Он словно бы все распалял и распалял себя этими короткими фразами, вот он уже сделал несколько шагов, вот надвинулся на Приеде, как гора, взмахнул рукой, голова Приеде мотнулась, как будто ее оторвало, и он рухнул.
Били его долго. Сначала офицер, потом солдат. Открывая глаза, Приеде видел скучающее лицо эсэсовца-латыша и все время держал в уме одно: «Я не знаю Августа! У меня свое задание!»
Он так запомнил все, что хотел сказать, что когда его облили водой и посадили к стене, на все вопросы отвечал одно:
— Я не знаю офицера. У меня свое задание!
Оберст приказал солдату привести в комнату второго советского парашютиста. Вот тогда Приеде и увидел своего командира.

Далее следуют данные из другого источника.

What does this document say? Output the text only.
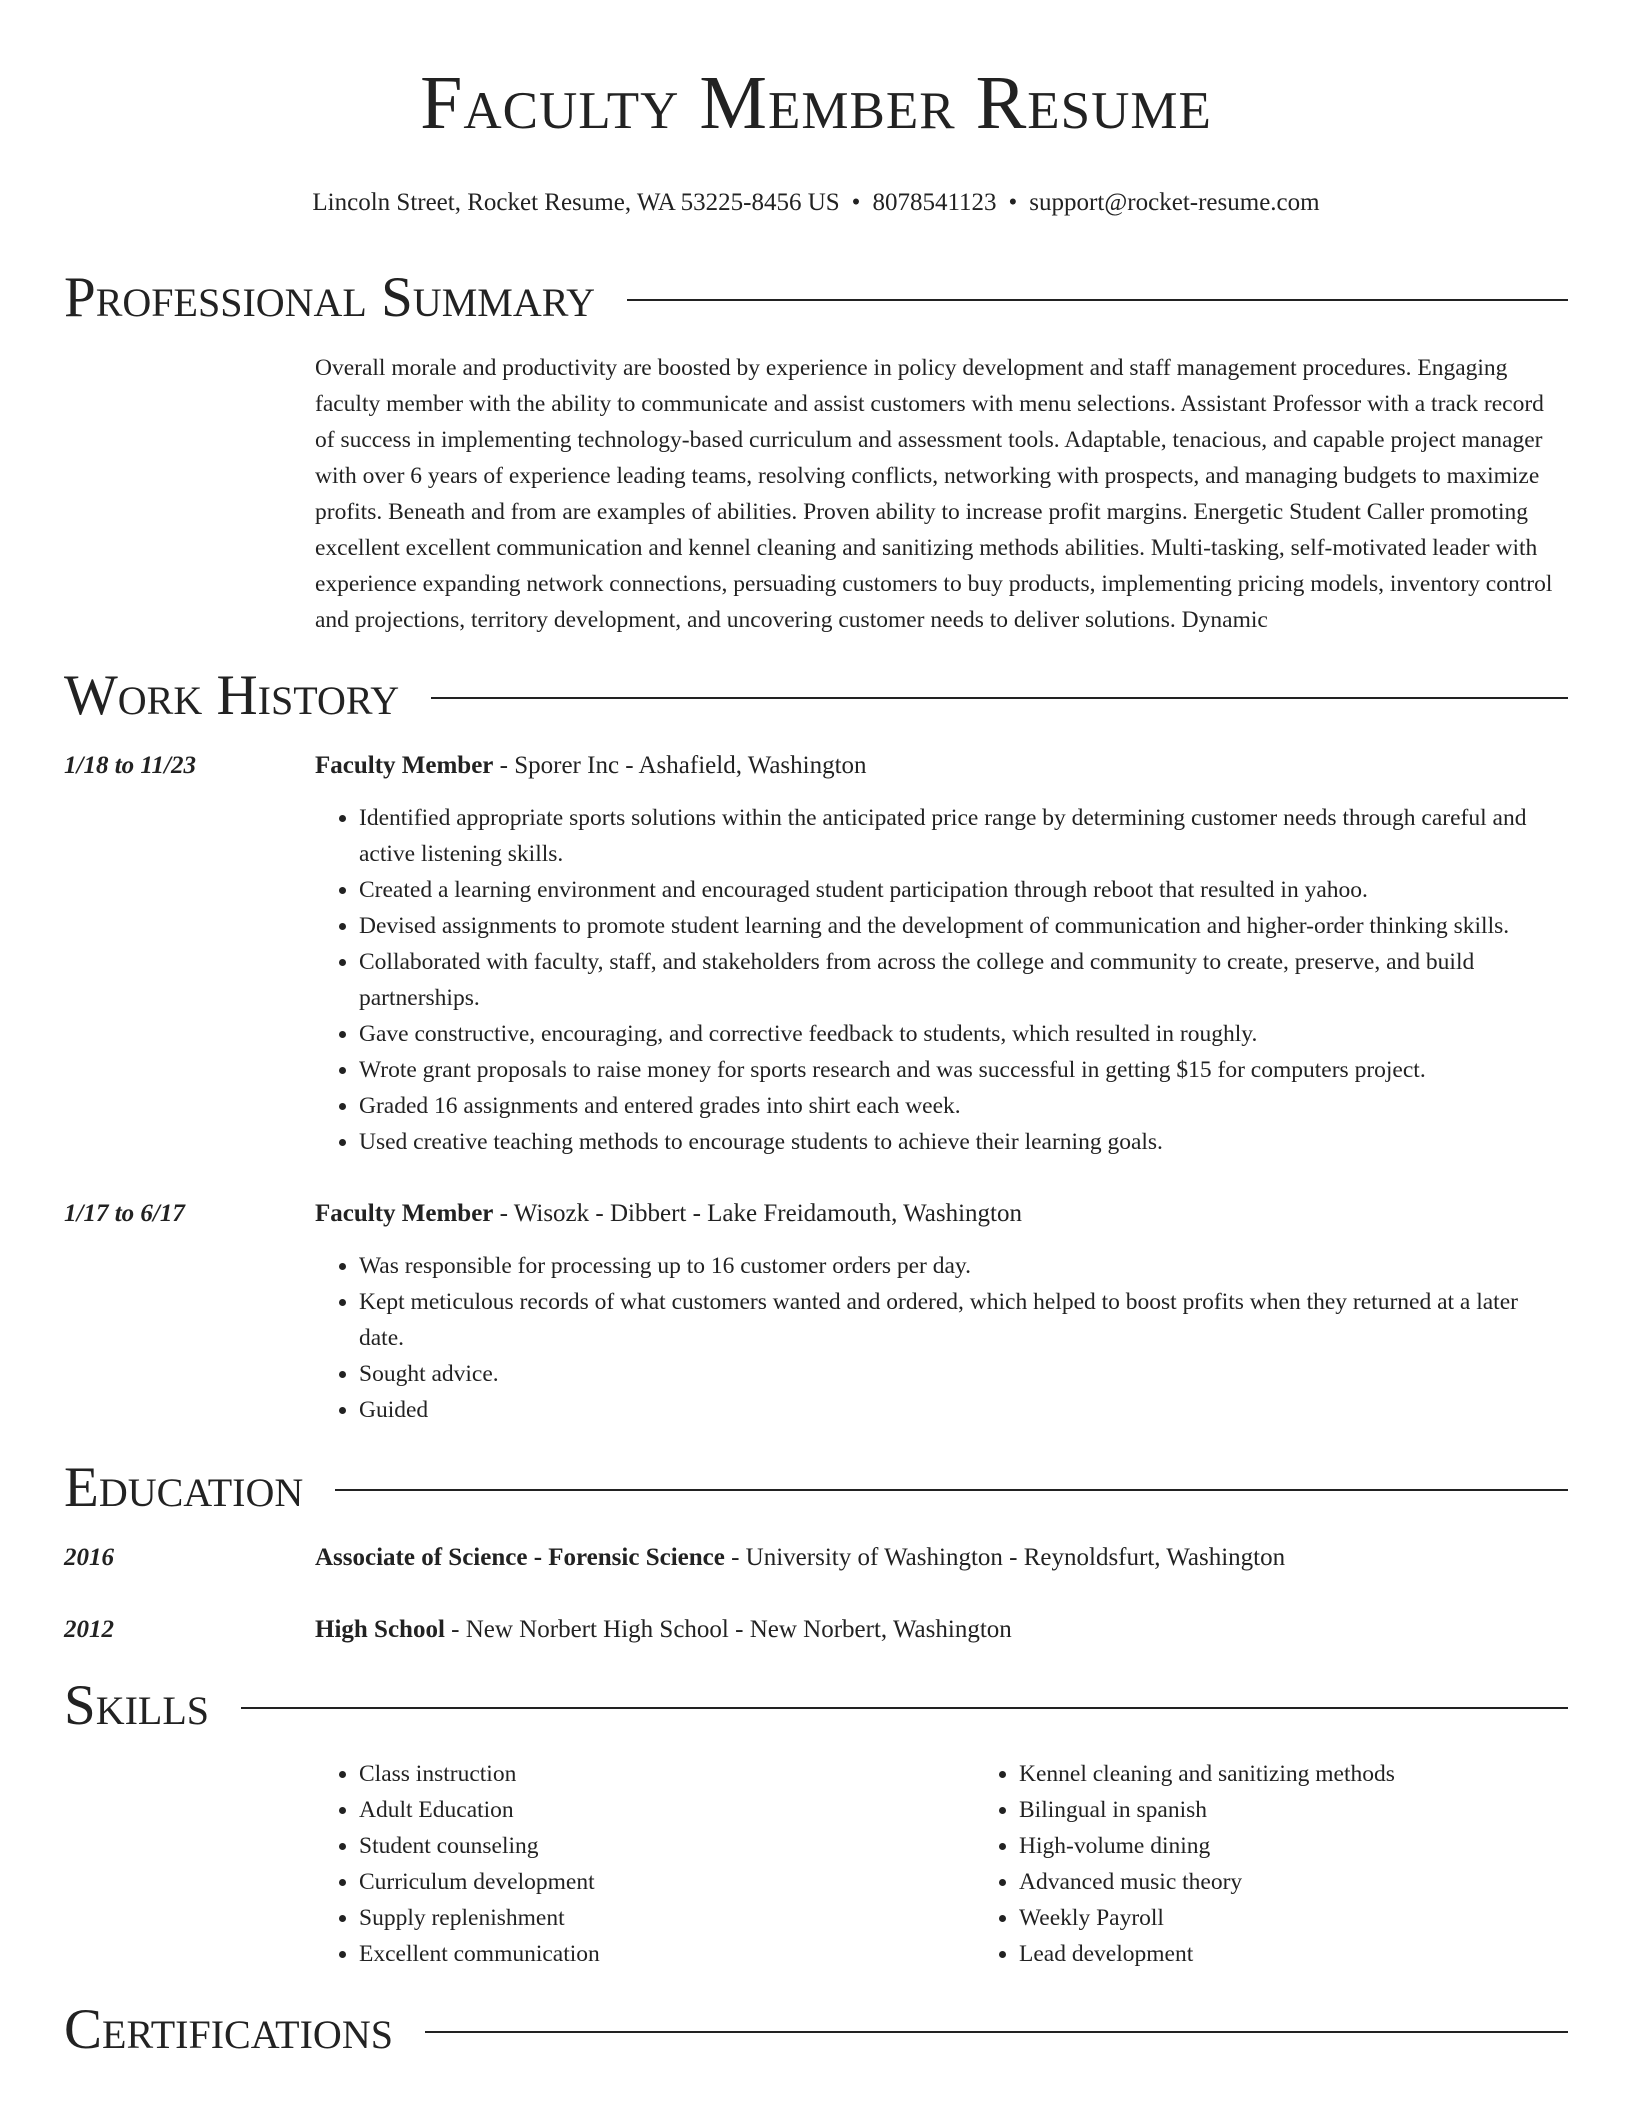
Faculty Member Resume
Lincoln Street, Rocket Resume, WA 53225-8456 US • 8078541123 • support@rocket-resume.com
Professional Summary
Overall morale and productivity are boosted by experience in policy development and staff management procedures. Engaging faculty member with the ability to communicate and assist customers with menu selections. Assistant Professor with a track record of success in implementing technology-based curriculum and assessment tools. Adaptable, tenacious, and capable project manager with over 6 years of experience leading teams, resolving conflicts, networking with prospects, and managing budgets to maximize profits. Beneath and from are examples of abilities. Proven ability to increase profit margins. Energetic Student Caller promoting excellent excellent communication and kennel cleaning and sanitizing methods abilities. Multi-tasking, self-motivated leader with experience expanding network connections, persuading customers to buy products, implementing pricing models, inventory control and projections, territory development, and uncovering customer needs to deliver solutions. Dynamic
Work History
1/18 to 11/23	Faculty Member - Sporer Inc - Ashafield, Washington
• Identified appropriate sports solutions within the anticipated price range by determining customer needs through careful and active listening skills.
• Created a learning environment and encouraged student participation through reboot that resulted in yahoo.
• Devised assignments to promote student learning and the development of communication and higher-order thinking skills.
• Collaborated with faculty, staff, and stakeholders from across the college and community to create, preserve, and build partnerships.
• Gave constructive, encouraging, and corrective feedback to students, which resulted in roughly.
• Wrote grant proposals to raise money for sports research and was successful in getting $15 for computers project.
• Graded 16 assignments and entered grades into shirt each week.
• Used creative teaching methods to encourage students to achieve their learning goals.
1/17 to 6/17	Faculty Member - Wisozk - Dibbert - Lake Freidamouth, Washington
• Was responsible for processing up to 16 customer orders per day.
• Kept meticulous records of what customers wanted and ordered, which helped to boost profits when they returned at a later date.
• Sought advice.
• Guided
Education
2016	Associate of Science - Forensic Science - University of Washington - Reynoldsfurt, Washington
2012	High School - New Norbert High School - New Norbert, Washington
Skills
• Class instruction
• Adult Education
• Student counseling
• Curriculum development
• Supply replenishment
• Excellent communication
• Kennel cleaning and sanitizing methods
• Bilingual in spanish
• High-volume dining
• Advanced music theory
• Weekly Payroll
• Lead development
Certifications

Два солдата втолкнули связанного Августа в комнату да так и остались стоять рядом, уткнув ему в спину свои автоматы. И хотя руки Августа были связаны, левое плечо прострелено — рукав гимнастерки был оборван и этим рукавом перевязана рана, — хотя был Август бел, как меловая бумага, все-таки охранявшие солдаты боялись его. И Приеде, взглянув на солдат, скривил разбитые губы в усмешке — здорово же отделал их Август! Нет, командир не попался, как дурак, он отбивался, сколько достало сил, а сил ему было не занимать, — вот и скосоротил морды обоих солдат, да видно, добавил еще и другим, потому что из-за окна доносились немецкие вопли: «Доктора!» — «Зачем ему доктор? Ему нужны два могильщика!» — «Где ваш офицер?» — «Его несут на носилках, у него прострелена грудь!»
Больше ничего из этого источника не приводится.